Он потянулся за бокалом вина.
— Я всего лишь пытаюсь сделать свидание непринужденным. У нас не так уж много их бывает, а ты превращаешь его в очередное изучение дела. Как обычно.
— Это работа, которую мы оба выполняем. О чем еще нам следует говорить?
— О нашей дочери, например. О том, где мы проведем наш следующий отпуск. — Он отставил вино и посмотрел на нее. — Больше о жизни, чем об убийствах.
— Они свели нас вместе.
— Не только они.
«Нет», — подумала она, когда ее муж снова взял нож и принялся орудовать им с холодной и спокойной ловкостью хирурга. В тот день, когда они познакомились на месте преступления в парке Стоуни-Брук, она нашла его невозмутимость пугающей. В хаосе того дня, когда полицейские и криминалисты сгрудились вокруг разлагающегося тела, Габриэль незаметно руководил ситуацией, надменный наблюдатель, взявший все на себя. Джейн не удивилась, узнав, что он из ФБР, она сразу поняла, что он был чужаком и приехал туда, чтобы бросить вызов ее авторитету. Но то, что сначала настроило их друг против друга, в итоге их и сплотило. Тяни-толкай, притяжение противоположностей. Даже сейчас, когда она смотрела на своего раздражающе невозмутимого мужа, то точно знала, почему влюбилась в него.

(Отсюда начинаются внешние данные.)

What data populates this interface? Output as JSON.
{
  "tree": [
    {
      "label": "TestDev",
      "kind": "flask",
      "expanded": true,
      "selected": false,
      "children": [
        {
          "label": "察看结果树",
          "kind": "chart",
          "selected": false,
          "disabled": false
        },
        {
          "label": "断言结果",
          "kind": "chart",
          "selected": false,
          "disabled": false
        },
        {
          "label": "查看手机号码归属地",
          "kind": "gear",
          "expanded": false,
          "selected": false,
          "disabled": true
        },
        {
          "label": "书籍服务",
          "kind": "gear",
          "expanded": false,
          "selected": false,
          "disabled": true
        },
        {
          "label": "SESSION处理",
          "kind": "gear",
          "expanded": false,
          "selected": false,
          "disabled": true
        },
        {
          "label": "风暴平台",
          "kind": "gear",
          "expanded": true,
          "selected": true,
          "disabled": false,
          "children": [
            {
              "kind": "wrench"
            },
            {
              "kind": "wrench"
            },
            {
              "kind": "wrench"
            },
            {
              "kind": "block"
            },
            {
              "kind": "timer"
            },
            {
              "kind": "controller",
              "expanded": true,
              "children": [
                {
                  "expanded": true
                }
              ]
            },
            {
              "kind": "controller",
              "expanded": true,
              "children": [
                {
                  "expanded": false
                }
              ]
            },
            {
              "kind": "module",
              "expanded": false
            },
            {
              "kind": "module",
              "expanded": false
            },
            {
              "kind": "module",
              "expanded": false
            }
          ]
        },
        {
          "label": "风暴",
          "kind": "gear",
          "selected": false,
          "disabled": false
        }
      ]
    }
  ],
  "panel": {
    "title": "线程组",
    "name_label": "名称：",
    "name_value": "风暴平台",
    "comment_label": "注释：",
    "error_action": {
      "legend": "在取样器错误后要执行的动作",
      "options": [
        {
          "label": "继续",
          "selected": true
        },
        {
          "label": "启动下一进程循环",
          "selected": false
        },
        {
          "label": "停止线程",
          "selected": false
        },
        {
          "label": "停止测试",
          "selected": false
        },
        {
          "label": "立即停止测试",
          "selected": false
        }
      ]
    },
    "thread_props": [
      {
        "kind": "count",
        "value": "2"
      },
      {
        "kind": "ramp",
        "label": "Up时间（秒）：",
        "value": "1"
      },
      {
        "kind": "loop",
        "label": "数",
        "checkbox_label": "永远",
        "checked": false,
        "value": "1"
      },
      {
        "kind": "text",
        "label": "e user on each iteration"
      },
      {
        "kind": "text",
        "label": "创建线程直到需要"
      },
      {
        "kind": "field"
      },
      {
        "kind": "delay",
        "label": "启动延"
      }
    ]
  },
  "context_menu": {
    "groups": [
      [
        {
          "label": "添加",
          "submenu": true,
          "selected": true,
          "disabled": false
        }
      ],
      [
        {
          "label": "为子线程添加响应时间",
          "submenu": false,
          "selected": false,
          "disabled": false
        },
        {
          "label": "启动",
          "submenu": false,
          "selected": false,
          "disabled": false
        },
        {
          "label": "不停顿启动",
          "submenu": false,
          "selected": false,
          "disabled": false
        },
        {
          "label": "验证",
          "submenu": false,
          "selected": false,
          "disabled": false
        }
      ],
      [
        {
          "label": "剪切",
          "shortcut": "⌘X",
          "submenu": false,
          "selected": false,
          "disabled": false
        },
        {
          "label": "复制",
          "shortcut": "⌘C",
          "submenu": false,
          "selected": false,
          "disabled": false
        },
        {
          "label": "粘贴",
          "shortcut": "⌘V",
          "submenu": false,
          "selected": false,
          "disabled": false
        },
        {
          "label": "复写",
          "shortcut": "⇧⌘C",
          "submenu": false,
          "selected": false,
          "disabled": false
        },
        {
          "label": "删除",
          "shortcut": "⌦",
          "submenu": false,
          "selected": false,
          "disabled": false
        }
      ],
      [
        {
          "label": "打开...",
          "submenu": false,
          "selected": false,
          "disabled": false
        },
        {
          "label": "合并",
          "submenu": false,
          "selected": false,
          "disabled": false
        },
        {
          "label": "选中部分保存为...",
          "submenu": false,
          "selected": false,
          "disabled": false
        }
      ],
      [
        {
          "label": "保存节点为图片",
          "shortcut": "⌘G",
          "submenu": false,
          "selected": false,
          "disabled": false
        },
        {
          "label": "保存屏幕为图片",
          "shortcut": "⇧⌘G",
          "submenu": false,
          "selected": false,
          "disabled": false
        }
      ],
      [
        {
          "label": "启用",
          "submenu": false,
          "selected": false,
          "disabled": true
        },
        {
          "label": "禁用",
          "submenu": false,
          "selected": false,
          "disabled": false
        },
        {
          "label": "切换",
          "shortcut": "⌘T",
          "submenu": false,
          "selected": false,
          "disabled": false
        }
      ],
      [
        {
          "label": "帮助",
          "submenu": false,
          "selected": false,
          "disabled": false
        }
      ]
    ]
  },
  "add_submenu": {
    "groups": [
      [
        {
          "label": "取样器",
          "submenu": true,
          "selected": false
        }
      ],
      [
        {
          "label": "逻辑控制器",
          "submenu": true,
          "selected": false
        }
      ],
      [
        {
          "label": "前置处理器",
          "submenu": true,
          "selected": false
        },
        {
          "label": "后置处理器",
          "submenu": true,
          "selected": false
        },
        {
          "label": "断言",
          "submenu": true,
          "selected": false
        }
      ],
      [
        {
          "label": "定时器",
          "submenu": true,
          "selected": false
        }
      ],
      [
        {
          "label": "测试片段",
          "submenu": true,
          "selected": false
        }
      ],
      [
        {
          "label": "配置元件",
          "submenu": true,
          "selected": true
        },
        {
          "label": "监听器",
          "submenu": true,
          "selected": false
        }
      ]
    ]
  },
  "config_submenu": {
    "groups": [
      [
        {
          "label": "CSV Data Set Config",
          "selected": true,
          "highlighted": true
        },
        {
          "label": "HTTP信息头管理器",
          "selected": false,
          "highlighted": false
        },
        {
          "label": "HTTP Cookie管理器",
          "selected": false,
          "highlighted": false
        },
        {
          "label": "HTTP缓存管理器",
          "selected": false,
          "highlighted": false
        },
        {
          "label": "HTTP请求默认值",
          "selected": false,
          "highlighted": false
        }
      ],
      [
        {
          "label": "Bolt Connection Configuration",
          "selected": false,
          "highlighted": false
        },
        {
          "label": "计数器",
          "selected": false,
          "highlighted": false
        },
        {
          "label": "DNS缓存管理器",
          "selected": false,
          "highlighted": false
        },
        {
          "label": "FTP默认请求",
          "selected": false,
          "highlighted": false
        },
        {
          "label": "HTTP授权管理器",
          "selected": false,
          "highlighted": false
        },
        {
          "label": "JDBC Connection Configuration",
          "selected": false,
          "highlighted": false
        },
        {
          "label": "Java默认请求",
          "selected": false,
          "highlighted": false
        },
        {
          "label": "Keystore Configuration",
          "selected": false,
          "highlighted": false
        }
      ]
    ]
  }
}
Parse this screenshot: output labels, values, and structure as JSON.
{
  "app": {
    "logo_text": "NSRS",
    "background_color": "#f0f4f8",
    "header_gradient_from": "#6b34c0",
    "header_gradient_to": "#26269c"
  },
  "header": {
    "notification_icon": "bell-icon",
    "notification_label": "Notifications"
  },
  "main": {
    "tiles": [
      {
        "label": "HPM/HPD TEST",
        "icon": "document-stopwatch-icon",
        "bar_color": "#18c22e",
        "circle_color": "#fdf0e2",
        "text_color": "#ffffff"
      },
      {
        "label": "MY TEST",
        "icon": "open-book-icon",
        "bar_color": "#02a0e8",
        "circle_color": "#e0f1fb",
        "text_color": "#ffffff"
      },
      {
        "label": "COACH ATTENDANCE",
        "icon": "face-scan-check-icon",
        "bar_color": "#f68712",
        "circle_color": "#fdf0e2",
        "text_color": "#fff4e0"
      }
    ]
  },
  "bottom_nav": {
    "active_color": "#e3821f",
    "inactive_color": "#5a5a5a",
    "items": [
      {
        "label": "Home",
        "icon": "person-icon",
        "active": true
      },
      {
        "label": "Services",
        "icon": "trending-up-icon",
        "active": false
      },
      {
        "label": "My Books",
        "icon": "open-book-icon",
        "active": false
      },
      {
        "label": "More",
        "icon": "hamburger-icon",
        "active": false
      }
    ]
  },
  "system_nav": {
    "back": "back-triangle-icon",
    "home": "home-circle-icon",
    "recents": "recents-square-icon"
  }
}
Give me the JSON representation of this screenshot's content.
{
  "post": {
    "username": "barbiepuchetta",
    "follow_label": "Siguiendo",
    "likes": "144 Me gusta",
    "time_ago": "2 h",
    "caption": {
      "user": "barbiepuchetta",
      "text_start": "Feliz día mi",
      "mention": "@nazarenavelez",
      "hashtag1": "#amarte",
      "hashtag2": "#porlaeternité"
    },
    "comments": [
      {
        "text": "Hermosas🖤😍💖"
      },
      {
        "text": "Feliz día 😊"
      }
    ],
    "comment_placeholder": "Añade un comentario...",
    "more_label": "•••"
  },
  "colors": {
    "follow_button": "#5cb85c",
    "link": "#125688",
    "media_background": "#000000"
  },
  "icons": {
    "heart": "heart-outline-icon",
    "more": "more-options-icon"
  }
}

Он взглянул на нее и вздохнул.
— Ладно, мне кажется, мы будем говорить об убийстве, нравится мне это или нет. Итак. — Он отложил нож и вилку. — Ты действительно считаешь, что «Длинный Язык» О`Брайен — ключ ко всему этому?
— Звонки с угрозами в его радиошоу практически не отличаются от комментариев, оставленных к той статье о Леоне Готте. В них говорится о вздергивании и потрошении.
— В них нет ничего экстраординарного. Просто именно так обычно поступают охотники. Я сам делал это после того, как подстрелил оленя.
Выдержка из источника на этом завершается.